The time you leave your dog alone with an unattended drink, you may find the floor of your living room awash in broken glass and alcohol. And while that hilarious incident might make for a great story, you may be wondering how you can prevent it from happening again.

The best way to keep your dog away from alcohol spills is to take them off the table entirely. That way, your dog doesn’t have access to the area where the booze is, and can’t knock any drinks over as he comes up onto the counter or table. If you absolutely must leave drinks out on a regular basis, you should use rocks glasses instead of stemware and leave them on coasters—they’re much less breakable than real glasses, so they’ll spare you some cleanup.

You already know the answer to the question “Is Beer Bad for Dogs?”. But you still want your dog to join in the fun at parties, here are some suggestions to help you solve that problem.

Beer Alternatives for Your Dog

There are many alternative options for giving beer to your dog, though your dog may have different opinions from you on which is the best. You probably shouldn’t try this with any beer that isn’t made specifically for human consumption. While it may make your dog a bit tipsy, in most cases it won’t cause harm. If you want to know if a certain type of beer will work well as an alternative for your pet, first check the ingredients on the label. Your dog’s digestive system is much more sensitive than a human’s, so if there are any ingredients that might upset him, you should probably find another type of beer.

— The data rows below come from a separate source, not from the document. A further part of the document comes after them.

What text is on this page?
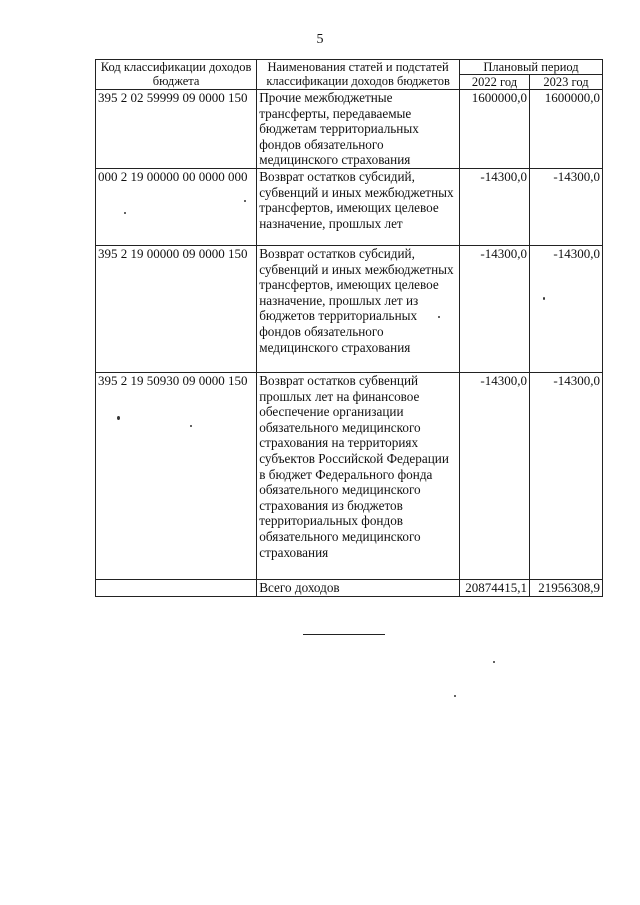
5
Код классификации доходов бюджета	Наименования статей и подстатей классификации доходов бюджетов	Плановый период	
		2022 год	2023 год
395 2 02 59999 09 0000 150	Прочие межбюджетные трансферты, передаваемые бюджетам территориальных фондов обязательного медицинского страхования	1600000,0	1600000,0
000 2 19 00000 00 0000 000	Возврат остатков субсидий, субвенций и иных межбюджетных трансфертов, имеющих целевое назначение, прошлых лет	-14300,0	-14300,0
395 2 19 00000 09 0000 150	Возврат остатков субсидий, субвенций и иных межбюджетных трансфертов, имеющих целевое назначение, прошлых лет из бюджетов территориальных фондов обязательного медицинского страхования	-14300,0	-14300,0
395 2 19 50930 09 0000 150	Возврат остатков субвенций прошлых лет на финансовое обеспечение организации обязательного медицинского страхования на территориях субъектов Российской Федерации в бюджет Федерального фонда обязательного медицинского страхования из бюджетов территориальных фондов обязательного медицинского страхования	-14300,0	-14300,0
	Всего доходов	20874415,1	21956308,9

As far as alternatives go, one popular suggestion is milk—it’s safe for both humans and animals (and it contains those same B vitamins that are in beer). Plus, the calcium in milk helps strengthen bones and prevent osteoporosis. Another suggestion is broth or tea—just boil water with some chicken or beef.

We also have some other articles about beer, you can click on the link to see more like non-alcolholic beer, and skunked beer.


Is Beer bad for dogs? The short answer is yes, alcohol can be bad for dogs. And that’s before you add in the sugar and other ingredients found in beer—not to mention there are a lot of better things you can give your dog to drink.

So what’s a dog owner going to do? Well, the easiest answer is that you should avoid giving beer to your dogs. Your dog will probably never have the chance to get into your beer again, so it’s not worth the potential risk. Perhaps one day there will be research that clearly states whether or not beer is bad for dogs. Until then, your best bet is to err on the side of safety.